Resultado: o ano de 2021 trouxe vendas crescentes para os vinhos finos brasileiros, com alta de 23% frente ao já aquecido ano de 2020, de acordo com os dados da Ideal Consulting. Os espumantes brasileiros também se recuperaram da retração do ano anterior, quando a ausência de festas e comemorações levaram à redução do seu consumo, e cresceram 35%. Em comparação, os espumantes importados tiveram um aumento de 17% no mesmo período.
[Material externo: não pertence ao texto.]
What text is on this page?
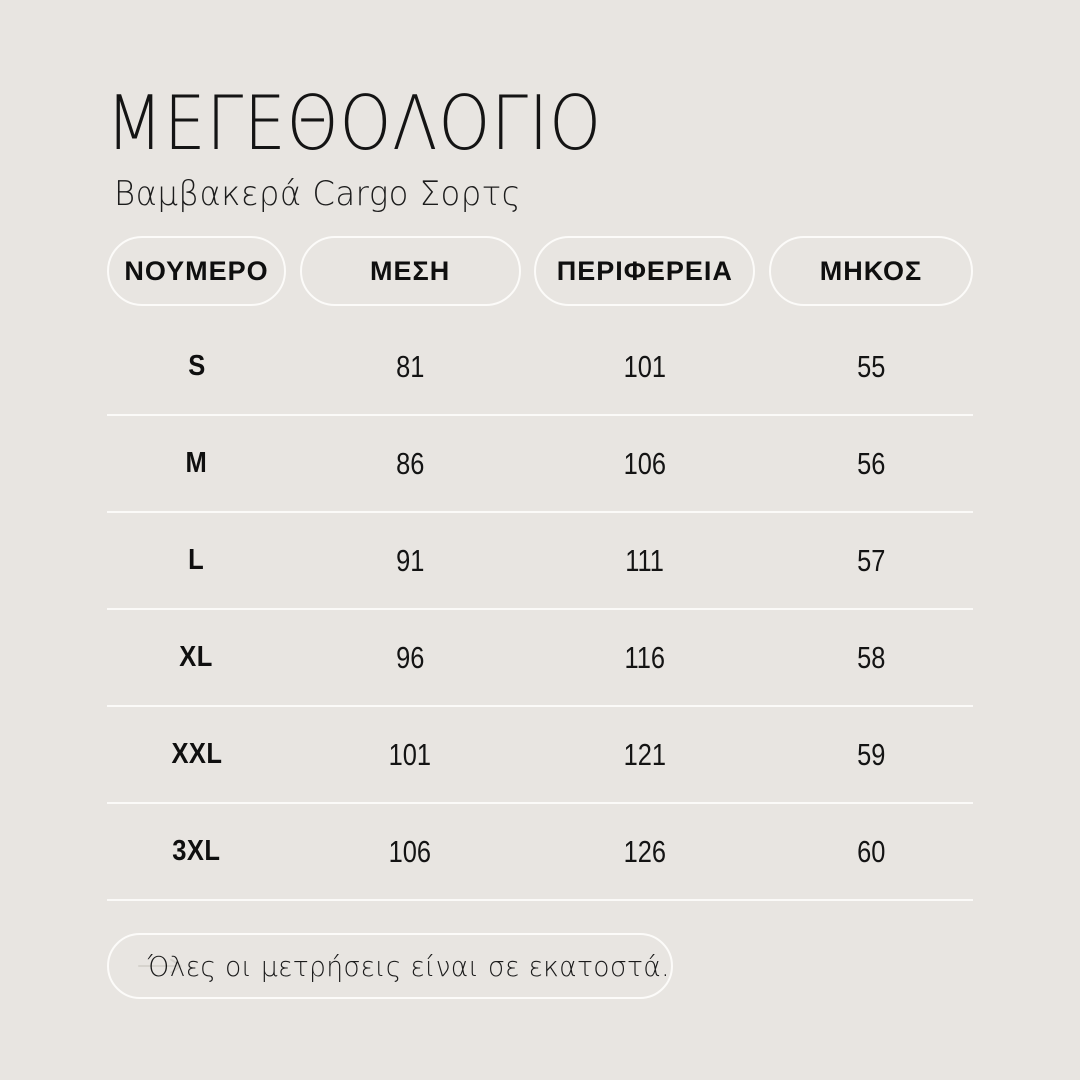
ΜΕΓΕΘΟΛΟΓΙΟ
Βαμβακερά Cargo Σορτς
ΝΟΥΜΕΡΟ	ΜΕΣΗ	ΠΕΡΙΦΕΡΕΙΑ	ΜΗΚΟΣ
S	81	101	55
M	86	106	56
L	91	111	57
XL	96	116	58
XXL	101	121	59
3XL	106	126	60
Όλες οι μετρήσεις είναι σε εκατοστά.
Há outros fatores que colocam o vinho brasileiro nas taças dos consumidores. Um deles é a preocupação crescente, de uma parcela da população, em priorizar o consumo de produtos locais. A pesquisa Top 10 Consumer Trends 2022, da Euromonitor, mostra que 28% dos consumidores buscam comprar produtos e serviços locais, o que também ajuda o vinho brasileiro. Outro é o fator preço: se a desvalorização do real frente ao dólar tornou os brancos e tintos nacionais mais competitivos, isso deve se intensificar em 2022. Os rótulos importados devem ficar ainda mais caros ao longo do ano. “O interesse crescente pelo vinho brasileiro refletiu nas demais atividades ligadas à bebida, incentivando o investimento em enoturismo.”
O interesse crescente pelo vinho brasileiro, ainda, refletiu nas demais atividades ligadas à bebida. O enoturismo se transformou não apenas em uma importante ferramenta de marketing, como também ganhou novos adeptos pelo fato de ser uma atividade ao ar livre, lazer tão indicado nestes tempos de pandemia.